High fructose corn syrup is something else but is functionally
identical
to sucrose when put in the high acid environment of sodas.
Food police should bitch about something real.


We went through this with Frank. If you can show some evidence of how long
it would take sucrose to split into glucose and fructose in a soda bottle at
room temperature it would advance the discussion. This reaction is usually
done at high temperature or with enzymes involved to make it happen quickly.

Consider also that HFCS is now replaces sucrose in many other foods that are
not so acidic where sucrose was stable.

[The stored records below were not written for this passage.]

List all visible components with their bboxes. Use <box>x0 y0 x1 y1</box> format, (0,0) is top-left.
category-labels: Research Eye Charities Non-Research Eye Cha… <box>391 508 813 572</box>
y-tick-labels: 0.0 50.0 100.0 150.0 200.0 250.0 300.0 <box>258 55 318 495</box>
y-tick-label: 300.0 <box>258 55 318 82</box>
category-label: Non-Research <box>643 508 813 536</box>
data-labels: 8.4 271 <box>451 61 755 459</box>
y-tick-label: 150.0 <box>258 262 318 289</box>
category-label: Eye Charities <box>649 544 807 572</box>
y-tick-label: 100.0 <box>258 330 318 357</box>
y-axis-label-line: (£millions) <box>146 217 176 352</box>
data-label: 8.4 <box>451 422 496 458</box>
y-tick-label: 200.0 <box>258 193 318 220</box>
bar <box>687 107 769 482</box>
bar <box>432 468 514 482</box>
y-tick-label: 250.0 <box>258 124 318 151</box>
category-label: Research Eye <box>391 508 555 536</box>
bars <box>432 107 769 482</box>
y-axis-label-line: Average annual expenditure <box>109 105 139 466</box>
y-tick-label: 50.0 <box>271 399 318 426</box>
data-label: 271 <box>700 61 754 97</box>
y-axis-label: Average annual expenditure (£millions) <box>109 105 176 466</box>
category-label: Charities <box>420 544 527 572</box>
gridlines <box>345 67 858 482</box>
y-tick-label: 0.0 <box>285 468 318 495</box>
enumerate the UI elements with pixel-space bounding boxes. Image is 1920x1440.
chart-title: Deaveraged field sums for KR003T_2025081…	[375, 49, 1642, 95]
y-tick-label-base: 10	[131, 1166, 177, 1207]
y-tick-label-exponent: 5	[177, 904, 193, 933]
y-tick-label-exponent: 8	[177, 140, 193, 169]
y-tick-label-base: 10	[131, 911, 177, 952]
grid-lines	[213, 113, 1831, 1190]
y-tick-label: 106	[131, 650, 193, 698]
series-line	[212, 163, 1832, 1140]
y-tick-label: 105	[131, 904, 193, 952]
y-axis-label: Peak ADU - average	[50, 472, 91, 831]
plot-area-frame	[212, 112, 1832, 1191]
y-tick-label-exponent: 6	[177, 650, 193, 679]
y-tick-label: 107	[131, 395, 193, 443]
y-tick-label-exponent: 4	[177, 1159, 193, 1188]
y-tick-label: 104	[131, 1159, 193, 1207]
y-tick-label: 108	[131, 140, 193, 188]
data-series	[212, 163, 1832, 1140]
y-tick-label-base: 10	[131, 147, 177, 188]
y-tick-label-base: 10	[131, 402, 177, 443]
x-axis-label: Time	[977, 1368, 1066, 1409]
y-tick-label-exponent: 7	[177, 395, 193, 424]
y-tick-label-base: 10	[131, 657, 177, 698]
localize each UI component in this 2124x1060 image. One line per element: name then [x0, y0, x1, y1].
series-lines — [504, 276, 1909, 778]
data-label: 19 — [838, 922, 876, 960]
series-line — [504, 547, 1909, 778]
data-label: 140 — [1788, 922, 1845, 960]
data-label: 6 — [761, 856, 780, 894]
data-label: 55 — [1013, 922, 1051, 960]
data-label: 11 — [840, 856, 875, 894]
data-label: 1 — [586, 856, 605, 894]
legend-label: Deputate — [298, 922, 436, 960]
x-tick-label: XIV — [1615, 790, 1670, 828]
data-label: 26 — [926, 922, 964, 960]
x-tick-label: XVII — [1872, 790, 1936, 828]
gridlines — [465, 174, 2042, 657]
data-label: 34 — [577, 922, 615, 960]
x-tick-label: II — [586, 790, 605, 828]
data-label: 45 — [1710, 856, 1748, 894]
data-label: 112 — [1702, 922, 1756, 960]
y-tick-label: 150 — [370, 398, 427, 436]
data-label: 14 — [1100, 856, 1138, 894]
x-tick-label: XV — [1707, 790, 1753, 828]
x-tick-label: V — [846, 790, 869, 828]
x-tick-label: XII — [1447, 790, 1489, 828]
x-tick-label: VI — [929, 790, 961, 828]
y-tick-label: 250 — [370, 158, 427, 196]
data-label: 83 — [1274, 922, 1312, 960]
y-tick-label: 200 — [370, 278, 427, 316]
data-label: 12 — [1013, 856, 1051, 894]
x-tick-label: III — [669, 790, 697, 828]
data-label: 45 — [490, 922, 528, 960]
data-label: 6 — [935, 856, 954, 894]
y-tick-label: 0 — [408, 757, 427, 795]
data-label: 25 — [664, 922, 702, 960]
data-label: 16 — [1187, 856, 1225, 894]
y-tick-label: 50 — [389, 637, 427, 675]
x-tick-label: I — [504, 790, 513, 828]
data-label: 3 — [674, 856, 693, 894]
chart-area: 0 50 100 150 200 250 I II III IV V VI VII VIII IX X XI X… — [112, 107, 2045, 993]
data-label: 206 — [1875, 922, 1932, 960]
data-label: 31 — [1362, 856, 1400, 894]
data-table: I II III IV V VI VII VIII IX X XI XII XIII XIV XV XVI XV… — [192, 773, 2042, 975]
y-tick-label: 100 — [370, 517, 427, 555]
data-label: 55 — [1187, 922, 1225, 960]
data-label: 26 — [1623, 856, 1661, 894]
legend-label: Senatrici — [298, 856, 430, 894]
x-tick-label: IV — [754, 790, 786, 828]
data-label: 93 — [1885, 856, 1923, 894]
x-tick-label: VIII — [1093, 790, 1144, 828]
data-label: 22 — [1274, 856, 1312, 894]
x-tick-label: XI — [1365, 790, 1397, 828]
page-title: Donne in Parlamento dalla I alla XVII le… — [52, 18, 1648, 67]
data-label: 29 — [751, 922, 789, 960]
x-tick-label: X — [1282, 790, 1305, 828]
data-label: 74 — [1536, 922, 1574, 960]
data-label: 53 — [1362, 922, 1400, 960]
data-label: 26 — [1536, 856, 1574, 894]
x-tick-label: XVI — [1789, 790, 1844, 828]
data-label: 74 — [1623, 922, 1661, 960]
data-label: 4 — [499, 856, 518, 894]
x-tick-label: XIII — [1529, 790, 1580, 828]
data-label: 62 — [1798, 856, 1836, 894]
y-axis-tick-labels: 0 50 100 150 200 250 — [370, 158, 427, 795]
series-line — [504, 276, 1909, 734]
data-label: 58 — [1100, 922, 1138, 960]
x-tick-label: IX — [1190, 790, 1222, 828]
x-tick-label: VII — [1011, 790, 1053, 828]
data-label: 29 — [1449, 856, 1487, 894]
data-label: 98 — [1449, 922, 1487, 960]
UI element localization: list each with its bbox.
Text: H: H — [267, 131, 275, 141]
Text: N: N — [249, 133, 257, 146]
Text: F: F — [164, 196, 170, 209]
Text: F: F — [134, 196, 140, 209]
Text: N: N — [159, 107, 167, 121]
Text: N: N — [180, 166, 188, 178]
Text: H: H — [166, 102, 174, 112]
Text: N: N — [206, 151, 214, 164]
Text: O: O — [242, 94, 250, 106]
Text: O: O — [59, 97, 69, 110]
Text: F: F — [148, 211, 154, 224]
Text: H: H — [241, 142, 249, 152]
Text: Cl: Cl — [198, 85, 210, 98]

So even if it is true that all the
sucrose sweetened soft drink amounted to glucose and fructose (and so
switching from sucrose to HFCS made no difference there) the intake per
capita of fructose has been rising through direct replacement of sucrose
with HFCS in other foods. As Billy points out there is a growing body of
evidence that this is not good for us.